This is not a love story.
It’s about the beauty of strangers and the beast that lives inside me.
Today I decided to take my family to Disneyland. Yeah… I know… some of you are holding your breath right now, and for good reason. PTSD and crowds don’t mix well, but I was willing to try. Things started off rough before I even got into the park.
At the gate there was a TSA style check point. They searched everyone’s bags on a long table then sent you thru. I was ok with this part, it didnt seem to intrusive and the line went quickly. Just after that there was a second stop point where they make you empty your pockets and go thru a metal detector. This secondary check point seemed a bit more through and I could feel my anxiety start to build. As I empty my pockets I seemed a little perplexed at the level of security they had for the happiest place on earth. I emptied my pockets and an officer named Tom began to question me. I had in my pocket a small multi-tool that had a knife, screwdrivers and bottle opener. As you look at the contents of my pocket sitting in the tray, the multi-tool still covered in yellow paint from the weekends build, my cell phone, extra battery pack, camera from Kevin Mugi, miscellaneous change and dollar bills, car keys, and carabiners. I must have looked like a small Sherpa with the contents of my pocket sitting piled in the dish. Tom asked why I had brought a knife with me. I didn’t know why and stammered for an answer, my anxiety now rushing into a full panic. I tried to explain the multitool was something I always carried and had just returned from a build in Mexico. “I always carry this Kershaw multitool. I use it almost daily. What is going on here I thought” as the line of questions began to make me feel uncomfortable. Tom must have sensed my anxiety as I stammered to tell him about the Kershaw. As I stumbled over my words I began to get angry. “A pocket knife … really? This is what they are concerned about! This is a safty issue, not that they strap you into a metal cage and shoot you down a hill at 30 mph… thats safe, but the Kershaw, now thats dangerous.”
I now began to ask the questions. Pointing out the obsurdity of their rules. During this time Tom remained calm and polite. He answered all of my questions in a professional nonconfrontinal manner. He completely put me at ease because he did not challenge my opinions on the matter, but instead reminded me that they do their best to provide a safe and fun environment for all guests. That these rules about knives and selfi sticks, glass and gun shaped toys were all designed to improve the overall Disney experience. He explained in detail the dangers of each banned item and never wavired in his polite and professional demeanor.
At the end I agreed to return to my car and drop of the Kershaw. As I walked back to the car I was reminded that Disneyland is a private park open to the public. They can put what ever rules up wanted and I had the choice to either follow them or not enter into the park.
As I made my way back to the check point, I looked for Tom. He waved me thru and I again emptied my pockets. As I did I thanked Tom and explained how difficult just coming here was for me and how my anxiety skyrocketed at the check point. I also told him that it was his polite and non-confrontainal attitude that was the key to me not just giving up and leaving the park. I really didnt want to disappoint my family by not going to the park with them. I asked if I could pray with them and thanked God they had handled the situation with such grace.

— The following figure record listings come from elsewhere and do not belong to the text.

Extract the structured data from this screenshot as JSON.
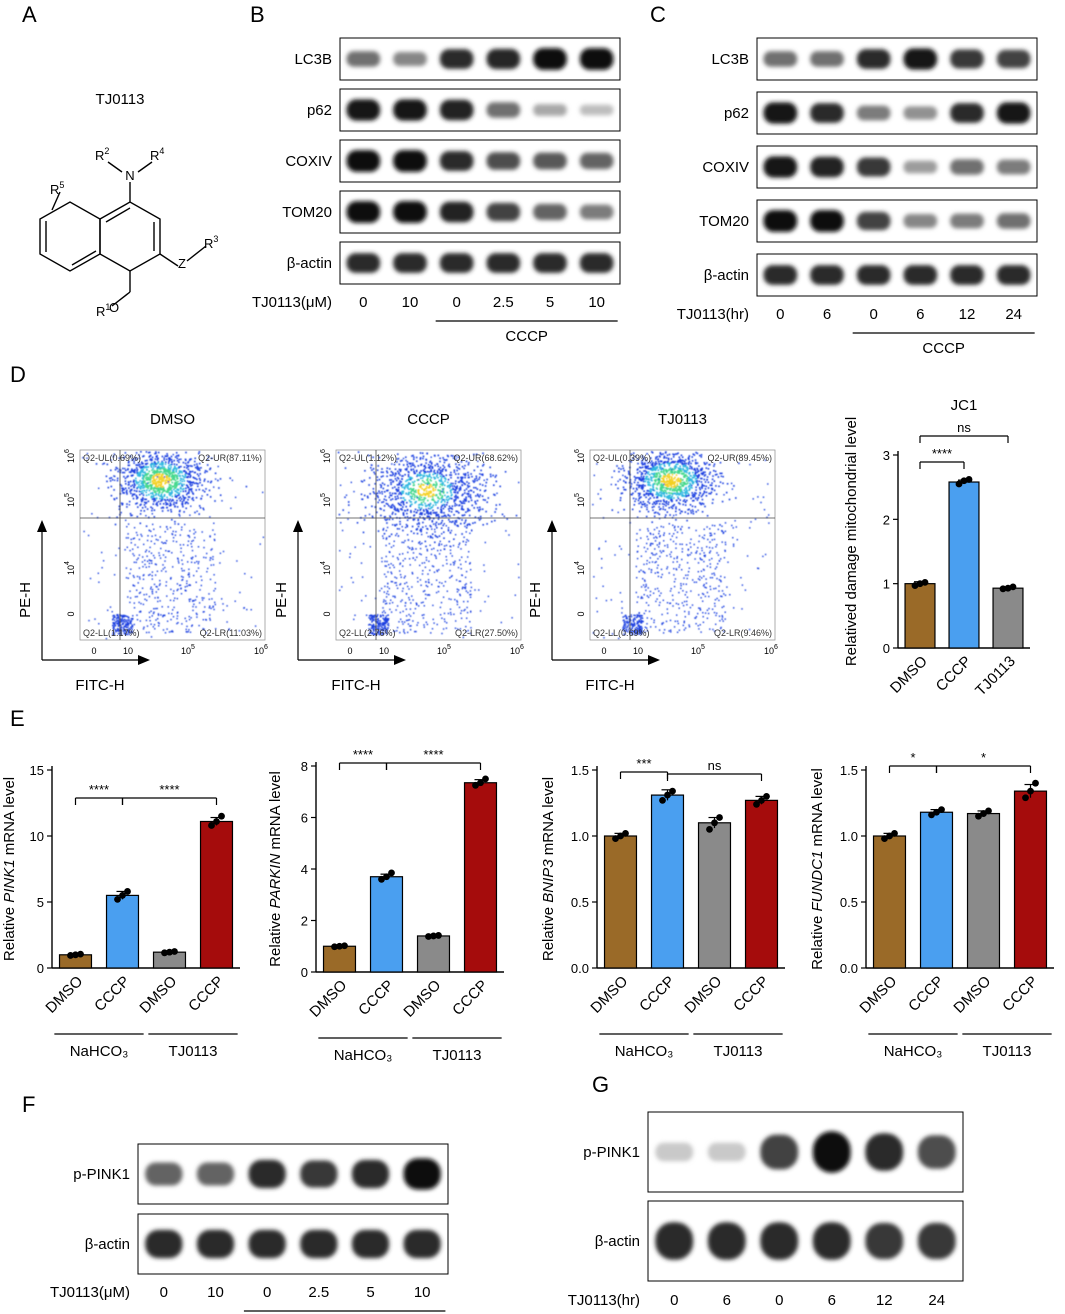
{
  "panelA": {
    "label": "A",
    "compound": "TJ0113",
    "substituents": {
      "r1": "R",
      "r1_sup": "1",
      "r2": "R",
      "r2_sup": "2",
      "r3": "R",
      "r3_sup": "3",
      "r4": "R",
      "r4_sup": "4",
      "r5": "R",
      "r5_sup": "5",
      "n": "N",
      "o": "O",
      "z": "Z"
    }
  },
  "panelB": {
    "label": "B",
    "bands": [
      {
        "name": "LC3B",
        "intensity": [
          0.55,
          0.45,
          0.85,
          0.88,
          1.0,
          1.0
        ]
      },
      {
        "name": "p62",
        "intensity": [
          0.95,
          0.95,
          0.9,
          0.55,
          0.3,
          0.2
        ]
      },
      {
        "name": "COXIV",
        "intensity": [
          1.0,
          1.0,
          0.85,
          0.7,
          0.65,
          0.6
        ]
      },
      {
        "name": "TOM20",
        "intensity": [
          1.0,
          1.0,
          0.9,
          0.75,
          0.6,
          0.5
        ]
      },
      {
        "name": "β-actin",
        "intensity": [
          0.85,
          0.85,
          0.85,
          0.85,
          0.85,
          0.85
        ]
      }
    ],
    "treatment_label": "TJ0113(μM)",
    "doses": [
      "0",
      "10",
      "0",
      "2.5",
      "5",
      "10"
    ],
    "group_label": "CCCP"
  },
  "panelC": {
    "label": "C",
    "bands": [
      {
        "name": "LC3B",
        "intensity": [
          0.55,
          0.55,
          0.85,
          0.95,
          0.8,
          0.75
        ]
      },
      {
        "name": "p62",
        "intensity": [
          0.95,
          0.85,
          0.5,
          0.4,
          0.85,
          0.95
        ]
      },
      {
        "name": "COXIV",
        "intensity": [
          0.95,
          0.9,
          0.8,
          0.35,
          0.55,
          0.5
        ]
      },
      {
        "name": "TOM20",
        "intensity": [
          1.0,
          1.0,
          0.75,
          0.45,
          0.5,
          0.55
        ]
      },
      {
        "name": "β-actin",
        "intensity": [
          0.85,
          0.85,
          0.85,
          0.85,
          0.85,
          0.85
        ]
      }
    ],
    "treatment_label": "TJ0113(hr)",
    "doses": [
      "0",
      "6",
      "0",
      "6",
      "12",
      "24"
    ],
    "group_label": "CCCP"
  },
  "panelD": {
    "label": "D",
    "flow": [
      {
        "title": "DMSO",
        "ul": "Q2-UL(0.69%)",
        "ur": "Q2-UR(87.11%)",
        "ll": "Q2-LL(1.17%)",
        "lr": "Q2-LR(11.03%)"
      },
      {
        "title": "CCCP",
        "ul": "Q2-UL(1.12%)",
        "ur": "Q2-UR(68.62%)",
        "ll": "Q2-LL(2.76%)",
        "lr": "Q2-LR(27.50%)"
      },
      {
        "title": "TJ0113",
        "ul": "Q2-UL(0.39%)",
        "ur": "Q2-UR(89.45%)",
        "ll": "Q2-LL(0.69%)",
        "lr": "Q2-LR(9.46%)"
      }
    ],
    "flow_x_label": "FITC-H",
    "flow_y_label": "PE-H",
    "flow_x_ticks": [
      "0",
      "10",
      "10",
      "10"
    ],
    "flow_x_exps": [
      "",
      "",
      "5",
      "6"
    ],
    "flow_y_ticks": [
      "0",
      "10",
      "10",
      "10"
    ],
    "flow_y_exps": [
      "",
      "4",
      "5",
      "6"
    ]
  },
  "chart_data": [
    {
      "type": "bar",
      "title": "JC1",
      "ylabel": "Relatived damage mitochondrial level",
      "categories": [
        "DMSO",
        "CCCP",
        "TJ0113"
      ],
      "values": [
        1.0,
        2.58,
        0.93
      ],
      "errors": [
        0.03,
        0.03,
        0.02
      ],
      "points": [
        [
          0.97,
          1.0,
          1.02
        ],
        [
          2.55,
          2.6,
          2.62
        ],
        [
          0.92,
          0.93,
          0.95
        ]
      ],
      "colors": [
        "#9a6a28",
        "#4a9ff0",
        "#8a8a8a"
      ],
      "ylim": [
        0,
        3
      ],
      "yticks": [
        "0",
        "1",
        "2",
        "3"
      ],
      "significance": [
        {
          "from": 0,
          "to": 1,
          "label": "****"
        },
        {
          "from": 0,
          "to": 2,
          "label": "ns"
        }
      ]
    },
    {
      "type": "bar",
      "ylabel_pre": "Relative",
      "ylabel_gene": "PINK1",
      "ylabel_post": "mRNA level",
      "categories": [
        "DMSO",
        "CCCP",
        "DMSO",
        "CCCP"
      ],
      "groups": [
        "NaHCO₃",
        "TJ0113"
      ],
      "values": [
        1.0,
        5.5,
        1.2,
        11.1
      ],
      "errors": [
        0.1,
        0.3,
        0.1,
        0.3
      ],
      "points": [
        [
          0.95,
          1.0,
          1.05
        ],
        [
          5.2,
          5.5,
          5.8
        ],
        [
          1.15,
          1.2,
          1.25
        ],
        [
          10.8,
          11.1,
          11.5
        ]
      ],
      "colors": [
        "#9a6a28",
        "#4a9ff0",
        "#8a8a8a",
        "#a50c0c"
      ],
      "ylim": [
        0,
        15
      ],
      "yticks": [
        "0",
        "5",
        "10",
        "15"
      ],
      "significance": [
        {
          "from": 0,
          "to": 1,
          "label": "****"
        },
        {
          "from": 1,
          "to": 3,
          "label": "****"
        }
      ]
    },
    {
      "type": "bar",
      "ylabel_pre": "Relative",
      "ylabel_gene": "PARKIN",
      "ylabel_post": "mRNA level",
      "categories": [
        "DMSO",
        "CCCP",
        "DMSO",
        "CCCP"
      ],
      "groups": [
        "NaHCO₃",
        "TJ0113"
      ],
      "values": [
        1.0,
        3.7,
        1.4,
        7.35
      ],
      "errors": [
        0.05,
        0.1,
        0.05,
        0.12
      ],
      "points": [
        [
          0.98,
          1.0,
          1.02
        ],
        [
          3.6,
          3.7,
          3.85
        ],
        [
          1.38,
          1.4,
          1.42
        ],
        [
          7.25,
          7.35,
          7.5
        ]
      ],
      "colors": [
        "#9a6a28",
        "#4a9ff0",
        "#8a8a8a",
        "#a50c0c"
      ],
      "ylim": [
        0,
        8
      ],
      "yticks": [
        "0",
        "2",
        "4",
        "6",
        "8"
      ],
      "significance": [
        {
          "from": 0,
          "to": 1,
          "label": "****"
        },
        {
          "from": 1,
          "to": 3,
          "label": "****"
        }
      ]
    },
    {
      "type": "bar",
      "ylabel_pre": "Relative",
      "ylabel_gene": "BNIP3",
      "ylabel_post": "mRNA level",
      "categories": [
        "DMSO",
        "CCCP",
        "DMSO",
        "CCCP"
      ],
      "groups": [
        "NaHCO₃",
        "TJ0113"
      ],
      "values": [
        1.0,
        1.31,
        1.1,
        1.27
      ],
      "errors": [
        0.02,
        0.04,
        0.04,
        0.03
      ],
      "points": [
        [
          0.98,
          1.0,
          1.02
        ],
        [
          1.27,
          1.31,
          1.34
        ],
        [
          1.05,
          1.1,
          1.14
        ],
        [
          1.24,
          1.27,
          1.3
        ]
      ],
      "colors": [
        "#9a6a28",
        "#4a9ff0",
        "#8a8a8a",
        "#a50c0c"
      ],
      "ylim": [
        0,
        1.5
      ],
      "yticks": [
        "0.0",
        "0.5",
        "1.0",
        "1.5"
      ],
      "significance": [
        {
          "from": 0,
          "to": 1,
          "label": "***"
        },
        {
          "from": 1,
          "to": 3,
          "label": "ns"
        }
      ]
    },
    {
      "type": "bar",
      "ylabel_pre": "Relative",
      "ylabel_gene": "FUNDC1",
      "ylabel_post": "mRNA level",
      "categories": [
        "DMSO",
        "CCCP",
        "DMSO",
        "CCCP"
      ],
      "groups": [
        "NaHCO₃",
        "TJ0113"
      ],
      "values": [
        1.0,
        1.18,
        1.17,
        1.34
      ],
      "errors": [
        0.02,
        0.02,
        0.02,
        0.05
      ],
      "points": [
        [
          0.98,
          1.0,
          1.02
        ],
        [
          1.16,
          1.18,
          1.2
        ],
        [
          1.15,
          1.17,
          1.19
        ],
        [
          1.29,
          1.34,
          1.4
        ]
      ],
      "colors": [
        "#9a6a28",
        "#4a9ff0",
        "#8a8a8a",
        "#a50c0c"
      ],
      "ylim": [
        0,
        1.5
      ],
      "yticks": [
        "0.0",
        "0.5",
        "1.0",
        "1.5"
      ],
      "significance": [
        {
          "from": 0,
          "to": 1,
          "label": "*"
        },
        {
          "from": 1,
          "to": 3,
          "label": "*"
        }
      ]
    }
  ],
  "panelE": {
    "label": "E"
  },
  "panelF": {
    "label": "F",
    "bands": [
      {
        "name": "p-PINK1",
        "intensity": [
          0.6,
          0.6,
          0.85,
          0.8,
          0.85,
          1.0
        ]
      },
      {
        "name": "β-actin",
        "intensity": [
          0.85,
          0.85,
          0.85,
          0.85,
          0.85,
          0.85
        ]
      }
    ],
    "treatment_label": "TJ0113(μM)",
    "doses": [
      "0",
      "10",
      "0",
      "2.5",
      "5",
      "10"
    ],
    "group_label": "CCCP"
  },
  "panelG": {
    "label": "G",
    "bands": [
      {
        "name": "p-PINK1",
        "intensity": [
          0.15,
          0.15,
          0.75,
          1.0,
          0.85,
          0.7
        ]
      },
      {
        "name": "β-actin",
        "intensity": [
          0.85,
          0.85,
          0.85,
          0.85,
          0.8,
          0.8
        ]
      }
    ],
    "treatment_label": "TJ0113(hr)",
    "doses": [
      "0",
      "6",
      "0",
      "6",
      "12",
      "24"
    ],
    "group_label": "CCCP"
  }
}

I walked away feeling confident. One of the other guards had told me that if I really appreciated Tom I should go tell a “Plad” about my experience and they would recognize Tom for a job well done. A Plad is like a customer service specialist/ supervisor from what I can tell. I made my way to City Hall and told one of the Plads (her name was Sam) about Tom. I told her about my anxiety and how ORH works to help veterans struggling with ptsd lead normal lives. I also told her that Tom should be teaching others how to interact with guests, because if he could defuse me while in the beginning of a panic attack he could defuse anyone. Sam then proceded to give me a disability pass that would allow me to go on the rides without standing in line. I would still have the same wait time as everyone else, but would not have to physically stand in line. This was such a blessing. There were these little green stations throughout the park where you could sign up for a ride and they would give you a time to be there so you could get on.
It was @ this first green station that wr met Channing. She was a bubbly young gal who was more than happy to assist us and give ride recommendations. We told her about our experience so far and how well we were treated. We saw her again later in the day and she helped us find all the Starwars attractions we were looking for. We found out her Dad was a veteran and we shared ORH with her then invited them both on one of our next trips.
Over all Disneyland was a 10 out of 10. I couldn’t have asked for anything else, and if I did I am sure that they would have accommodated me.
Thank you Tom, Sam and Channing, for making this a day to remember.